Greffier lors de l’audience : Inès WILLER
DÉBATS :
À l’audience publique du 14 Février 2025 à l’issue de laquelle le Président a avisé les parties que le jugement serait prononcé par mise à disposition au greffe à la date du 04 Avril 2025 ;
JUGEMENT :
— déposé au greffe le 04 Avril 2025,
— réputée contradictoire et en premier ressort,
— signé par Myriam MAAZOUZ-GAVAND, Vice-Présidente, et par Inès WILLER, Greffière, Greffier lors de la mise à disposition ;
DEMANDERESSE :
S.A.S. JANSER FRANCE, prise en la personne de son représentant légal
[Adresse 1]
[Localité 4]
représentée par Me Mehdi EL MRINI, avocat au barreau de STRASBOURG, avocat plaidant
DÉFENDERESSE :
Société COADAP DISTRBUCION Y COMMERCIALIZACION, prise en la personne de son représentant légal
[Adresse 7]
[Localité 2] (ESPAGNE)
défaillant
/
N° RG 24/01309 – N° Portalis DB2E-W-B7I-MXRE
EXPOSE DU LITIGE
La société JANSER, immatriculée au registre du commerce de SAVERNE a établi à l’encontre de la société COADAP située en Espagne 23 factures portant sur des ventes de marchandises entre le 30 avril 2019 et le 30 septembre 2019 pour un montant total de 20.743,81 €.

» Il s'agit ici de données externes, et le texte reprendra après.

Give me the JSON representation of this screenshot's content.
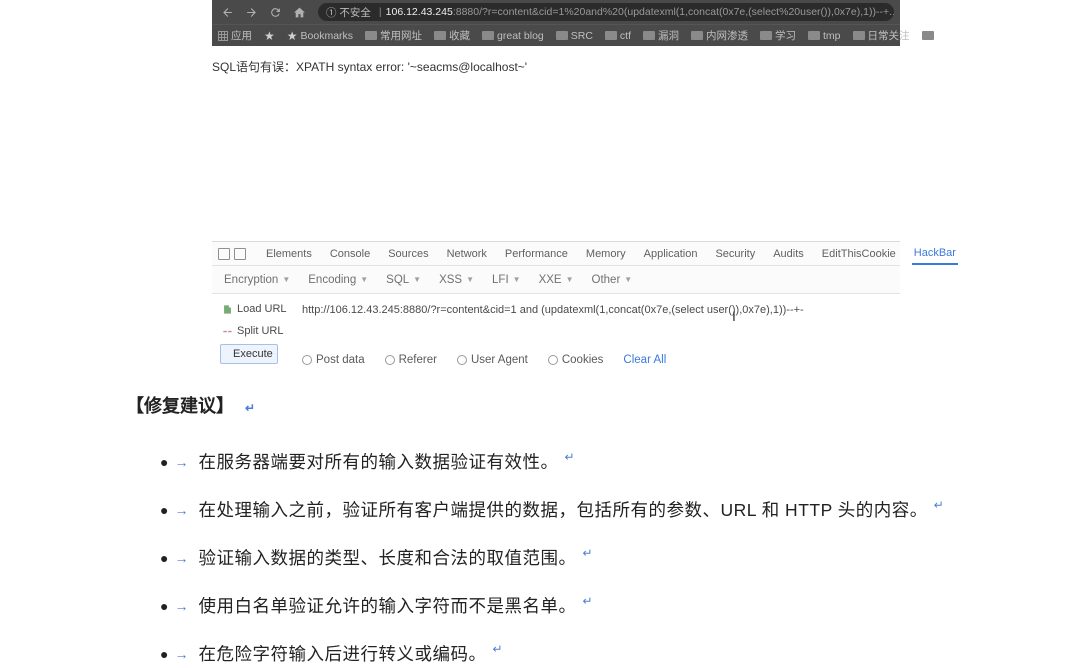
{
  "browser": {
    "insecure_label": "① 不安全",
    "url_host": "106.12.43.245",
    "url_port_path": ":8880/?r=content&cid=1%20and%20(updatexml(1,concat(0x7e,(select%20user()),0x7e),1))--+..."
  },
  "bookmarks": {
    "apps": "应用",
    "bookmarks_label": "Bookmarks",
    "items": [
      "常用网址",
      "收藏",
      "great blog",
      "SRC",
      "ctf",
      "漏洞",
      "内网渗透",
      "学习",
      "tmp",
      "日常关注"
    ]
  },
  "page_error": "SQL语句有误：XPATH syntax error: '~seacms@localhost~'",
  "devtools_tabs": [
    "Elements",
    "Console",
    "Sources",
    "Network",
    "Performance",
    "Memory",
    "Application",
    "Security",
    "Audits",
    "EditThisCookie",
    "HackBar"
  ],
  "hackbar": {
    "subtabs": [
      "Encryption",
      "Encoding",
      "SQL",
      "XSS",
      "LFI",
      "XXE",
      "Other"
    ],
    "load_url": "Load URL",
    "split_url": "Split URL",
    "execute": "Execute",
    "url_value": "http://106.12.43.245:8880/?r=content&cid=1 and (updatexml(1,concat(0x7e,(select user()),0x7e),1))--+-",
    "options": [
      "Post data",
      "Referer",
      "User Agent",
      "Cookies"
    ],
    "clear_all": "Clear All"
  },
  "document": {
    "heading": "【修复建议】",
    "items": [
      "在服务器端要对所有的输入数据验证有效性。",
      "在处理输入之前，验证所有客户端提供的数据，包括所有的参数、URL 和 HTTP 头的内容。",
      "验证输入数据的类型、长度和合法的取值范围。",
      "使用白名单验证允许的输入字符而不是黑名单。",
      "在危险字符输入后进行转义或编码。"
    ]
  }
}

Suivant courrier simple du 25 août 2020, la société JANSER a mis en demeure la société COADAP de lui payer la somme de 22.493,56 € au titre des factures.
Par acte d’huissier délivré le 6 juin 2024, la société JANSER a fait assigner la société COADAP en paiement devant la chambre commerciale du Tribunal judiciaire de Strasbourg.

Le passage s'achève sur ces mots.